What is the point of Channels and Lifecycles as it is now?

I get the strong feeling that life cycles and channels are quite cumbersome to manage at the moment. Often I keep thinking 'What is the point of this extra step?".

For example, in the project process view, you see the life cycle defined on the top right corner. You can even choose to use a different life cycle for the process. However, during the creation of a release, you can only choose a channel, not a life cycle, a channel which is defined in the project channels, which has nothing to do with the life cycle you’ve selected because it is not a channel.
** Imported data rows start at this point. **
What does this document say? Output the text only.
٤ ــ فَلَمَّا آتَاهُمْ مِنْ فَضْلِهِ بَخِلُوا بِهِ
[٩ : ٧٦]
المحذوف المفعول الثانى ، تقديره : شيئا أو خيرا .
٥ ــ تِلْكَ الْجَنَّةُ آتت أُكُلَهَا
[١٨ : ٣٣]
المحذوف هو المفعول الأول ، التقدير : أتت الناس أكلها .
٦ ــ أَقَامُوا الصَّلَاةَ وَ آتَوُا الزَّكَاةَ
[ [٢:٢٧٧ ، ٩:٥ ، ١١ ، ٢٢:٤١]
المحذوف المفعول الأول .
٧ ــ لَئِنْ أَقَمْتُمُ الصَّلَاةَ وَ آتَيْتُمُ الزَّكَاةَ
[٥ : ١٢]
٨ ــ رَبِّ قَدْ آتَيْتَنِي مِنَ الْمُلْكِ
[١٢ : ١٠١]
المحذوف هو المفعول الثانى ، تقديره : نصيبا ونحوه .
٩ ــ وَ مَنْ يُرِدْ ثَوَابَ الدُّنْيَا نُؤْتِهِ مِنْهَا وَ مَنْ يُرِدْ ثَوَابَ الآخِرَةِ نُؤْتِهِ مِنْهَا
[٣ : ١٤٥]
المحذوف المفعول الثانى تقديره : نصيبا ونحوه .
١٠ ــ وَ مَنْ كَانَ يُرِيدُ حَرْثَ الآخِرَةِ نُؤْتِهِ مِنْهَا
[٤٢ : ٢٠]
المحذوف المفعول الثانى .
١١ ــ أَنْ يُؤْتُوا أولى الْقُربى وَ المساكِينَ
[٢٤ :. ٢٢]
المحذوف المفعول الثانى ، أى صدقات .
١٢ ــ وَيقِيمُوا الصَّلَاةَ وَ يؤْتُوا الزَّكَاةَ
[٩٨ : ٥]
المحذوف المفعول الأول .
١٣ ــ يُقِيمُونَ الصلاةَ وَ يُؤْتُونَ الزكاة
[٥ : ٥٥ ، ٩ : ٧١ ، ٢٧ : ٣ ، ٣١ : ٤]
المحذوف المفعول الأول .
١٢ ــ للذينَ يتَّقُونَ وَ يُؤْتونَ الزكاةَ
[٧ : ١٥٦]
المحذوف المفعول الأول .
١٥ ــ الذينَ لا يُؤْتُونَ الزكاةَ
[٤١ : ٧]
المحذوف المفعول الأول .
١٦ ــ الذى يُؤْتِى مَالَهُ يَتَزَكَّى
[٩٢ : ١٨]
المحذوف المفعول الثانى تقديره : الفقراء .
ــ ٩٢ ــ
I sort of get the idea of channels, but at the moment the ui makes it a bit tricky to manage and not entirely obvious.
Plus wouldn’t it be an idea to have channels shared between projects (or at least in a project group?) sort of like variabel sets?

Hi Harald,

Thanks for getting in touch! It can be a bit hard to see the value of Channels initially as they are fairly a complex feature. However, they have many uses not directly related to Lifecycles, though they are tied to Lifecycles. Allow me to try and explain in more detail below. :slight_smile:

The Lifecycle is not set during release, nor is it a part of the snapshot. If you wish to you can even change the Lifecycle during the middle of a release. They are used globally simply to identify where you are going to deploy to. The Channels define things like rules for packages, variables, steps and scoping. Due to this, it can only ever be at the project level. It also means that you want your Channels to be independent of any other Channels.

Channels themselves are key in managing branching deployments and different release strategies.
For example, if I was to have a Lifecycle Dev -> Test -> Prod, I can run my deployments fine and not have any need for Channels. But what if I broke a release to Prod somehow and I can’t wait to push through both environments to get to Dev, I could make a Hotfix Channel with only the Prod environment. Then I could quickly deploy Hotfixes in the case of an emergency.

Aside from letting you have multiple Lifecycle’s and versioning rules for your deployments you can use Channels to configure things such as multiple active versions of the same project, pre-releases for early builds of different projects, feature branches and much more. We have some extensive documentation that covers how Channels can be best taken advantage of and how they can help you manage different tasks.

Let me know what you think, we are always happy to answer any questions you may have here.